How has austerity impacted local government, bus routes, libraries, the judicial system, the selling off of the British state? A similar pattern is playing out in Sudan, where, although Britain quickly rescued a small number of diplomatic staff, Germany and France had evacuated hundreds of their citizens before Britain’s first civilian evacuation flight left Khartoum on 25 April. That, at least, is what struck me when I worked in the lobby, or parliamentary press gallery, in 2022. Privacy Notice: Newsletters may contain info about charities, online ads, and content funded by outside parties. The problem, he points out, is that, “Once a policy has been passed, it effectively ceases to exist for the lobby.Dunt emphasizes how the absence of long-term strategy is another weakness of the Westminster system: first-past-the-post does not encourage continuity and consensus in policy between governments of different parties.

Ian Dunt - Wikipedia Ian Dunt - Wikipedia

This has led to what Dunt describes as an “irrational,” unfair tax structure which facilitates tax avoidance, as the IFS has pointed out. It was approved by the Treasury and required no new legislation, so there was no parliamentary debate, and it was largely ignored in the media, apart from the Guardian which made a sustained assessment of its effects. Dunt begins his excellent book with one such example: the mindless decision of Chris Grayling, then the justice secretary, to privatise the probation service in 2013. Turnover has increased, faster than in the many countries where reshuffles require coalition agreement. Dunt is skilled at disentangling the minutiae of political process and explaining who actually gets to wield power when.The probation system was also torn in two, with officers being randomly assigned to specialise in either the most traumatic and difficult cases or in lesser tasks. Dunt finds that only lobbying from MPs brought about a belated, incomplete, plan to evacuate Afghans who had worked for the British and consequently were in danger of death; many were killed. As Dunt describes, Harold Wilson in his 1964–1970 government was anxious to improve government expertise to match and advance the technical and technological skills of the modern world, to assist his aim to develop the “white heat of technology” through his new Ministry of Technology, and to revive the flagging British economy.

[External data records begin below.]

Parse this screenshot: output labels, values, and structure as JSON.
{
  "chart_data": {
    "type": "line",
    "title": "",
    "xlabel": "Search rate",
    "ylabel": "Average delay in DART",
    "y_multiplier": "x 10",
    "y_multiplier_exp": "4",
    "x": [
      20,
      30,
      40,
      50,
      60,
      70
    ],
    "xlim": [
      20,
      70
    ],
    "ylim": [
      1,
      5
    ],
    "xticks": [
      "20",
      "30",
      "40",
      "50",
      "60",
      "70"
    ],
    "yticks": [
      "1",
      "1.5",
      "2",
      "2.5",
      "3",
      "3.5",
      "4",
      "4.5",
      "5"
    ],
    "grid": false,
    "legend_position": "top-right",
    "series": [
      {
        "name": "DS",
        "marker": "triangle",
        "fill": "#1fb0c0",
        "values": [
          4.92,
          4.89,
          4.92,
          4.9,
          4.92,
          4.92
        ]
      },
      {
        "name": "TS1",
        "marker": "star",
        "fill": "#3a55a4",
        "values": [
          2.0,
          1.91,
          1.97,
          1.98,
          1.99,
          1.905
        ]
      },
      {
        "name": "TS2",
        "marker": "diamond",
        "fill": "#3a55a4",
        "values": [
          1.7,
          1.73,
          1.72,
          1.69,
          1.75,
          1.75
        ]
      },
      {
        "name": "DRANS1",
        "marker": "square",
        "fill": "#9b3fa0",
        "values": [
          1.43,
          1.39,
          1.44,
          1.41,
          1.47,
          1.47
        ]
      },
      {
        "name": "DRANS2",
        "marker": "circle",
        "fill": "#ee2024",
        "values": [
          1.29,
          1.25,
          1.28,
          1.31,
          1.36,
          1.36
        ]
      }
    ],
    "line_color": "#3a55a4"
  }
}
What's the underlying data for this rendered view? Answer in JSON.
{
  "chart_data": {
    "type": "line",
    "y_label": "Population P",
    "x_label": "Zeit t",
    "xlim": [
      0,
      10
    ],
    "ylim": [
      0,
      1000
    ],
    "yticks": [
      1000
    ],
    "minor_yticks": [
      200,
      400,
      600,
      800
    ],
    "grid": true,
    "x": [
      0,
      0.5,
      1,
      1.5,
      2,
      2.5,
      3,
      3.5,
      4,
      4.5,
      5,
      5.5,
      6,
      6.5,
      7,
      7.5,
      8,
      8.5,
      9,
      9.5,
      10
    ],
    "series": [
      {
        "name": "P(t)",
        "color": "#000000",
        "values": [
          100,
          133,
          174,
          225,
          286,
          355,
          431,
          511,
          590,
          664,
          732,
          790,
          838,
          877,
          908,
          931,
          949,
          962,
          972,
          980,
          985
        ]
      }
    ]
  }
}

Ian Dunt, How Westminster Works…and Why It Doesn’t Ian Dunt, How Westminster Works…and Why It Doesn’t

MPs are impossibly burdened by having to do two jobs simultaneously, first as local representatives and then as national politicians. In 1968, the committee recommended establishing a civil service training college to provide essential skills. The only reason we know quite how badly Britain handled this is because of a pair of Foreign Office whistle-blowers, Raphael Marshall and Josie Stewart, who sacrificed their civil service careers to detail the disaster. It put MPs on a three-line whip to dismiss the committee report and scrap the existing standards system.

One outcome Dunt describes was the poorly designed, expensive, inefficient disaster of Universal Credit, introduced in 2012. Their recommendations are assisted by outside experts and members gain expertise which they contribute to debates. Along the way, an “Interlude” details another disaster, the delays and failures in the evacuation of Afghanistan, 2021.